I don't think that DOOM does any reads from the framebuffer, so if you can find a video mode that can squeeze in double-buffering into the 128K, you can just do blind writes to the back buffer for the render window and flip, avoiding a separate system RAM->VPU copy. However, if writes going to the video chip are going to slow down the CPU, then handling all of the overdraw (which isn't all that much due to BSP: only the scaled sprites incur overdraw) might be considered if it's worth doing CPU overdraw and copying the final frame to the video chip.


I'm not sure how much writes are going to slow down the CPU, they'll be going through the 65SPI, and I've not read if it has any kind of buffer yet (although I believe it doesn't).

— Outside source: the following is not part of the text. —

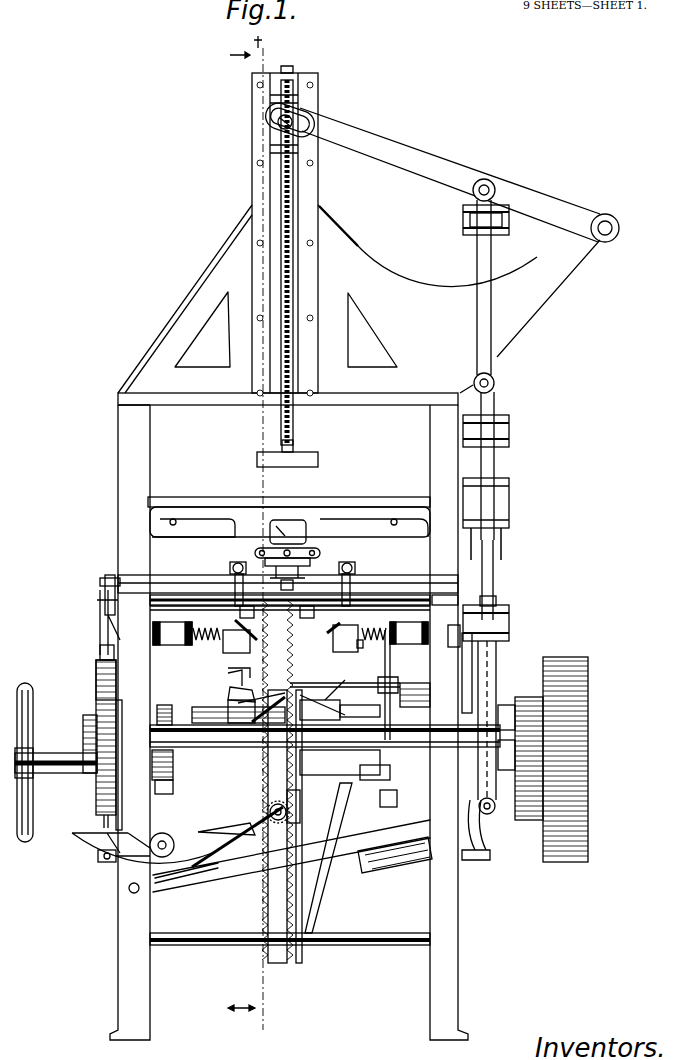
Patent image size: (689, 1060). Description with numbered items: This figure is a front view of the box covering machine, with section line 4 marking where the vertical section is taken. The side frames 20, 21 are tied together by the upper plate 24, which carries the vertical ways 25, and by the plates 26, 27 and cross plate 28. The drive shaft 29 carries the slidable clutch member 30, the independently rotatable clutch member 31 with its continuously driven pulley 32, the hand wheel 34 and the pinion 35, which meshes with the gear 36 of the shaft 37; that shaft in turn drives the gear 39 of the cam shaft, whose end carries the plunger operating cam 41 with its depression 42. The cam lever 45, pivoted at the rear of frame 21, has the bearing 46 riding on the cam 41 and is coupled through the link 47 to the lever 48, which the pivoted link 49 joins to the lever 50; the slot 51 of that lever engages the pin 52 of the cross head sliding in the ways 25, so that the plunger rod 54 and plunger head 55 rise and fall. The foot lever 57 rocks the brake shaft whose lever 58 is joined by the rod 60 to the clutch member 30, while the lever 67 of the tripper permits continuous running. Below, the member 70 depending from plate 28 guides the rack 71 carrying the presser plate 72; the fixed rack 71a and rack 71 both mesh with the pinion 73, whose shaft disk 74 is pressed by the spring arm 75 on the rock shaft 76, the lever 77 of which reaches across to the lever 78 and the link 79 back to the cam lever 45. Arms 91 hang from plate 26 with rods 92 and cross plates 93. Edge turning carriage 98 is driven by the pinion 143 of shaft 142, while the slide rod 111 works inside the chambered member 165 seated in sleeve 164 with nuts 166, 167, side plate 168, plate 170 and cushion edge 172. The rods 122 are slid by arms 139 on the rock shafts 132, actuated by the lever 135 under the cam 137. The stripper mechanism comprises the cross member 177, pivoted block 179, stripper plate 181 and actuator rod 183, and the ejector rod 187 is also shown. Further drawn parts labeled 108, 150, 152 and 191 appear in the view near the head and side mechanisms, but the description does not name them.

Since it can't be block moved (because of scaling) it may be worth looking at a separate solution for rendering, I'm worried that scaling all of that may eat up too many CPU cycles. (although maybe not, if properly culled)

White Flame wrote:
The VIC-20 version isn't really a port. The SuperCPU version however is a direct C source port to the 65816, running genuine WAD files. It might even render internally to a 256-color buffer and downsample the color into c64 bitmap modes as a postprocessing step.

It's a proof of concept for a cross-compiler chain, so it seems only functionality has been worked on, not speed.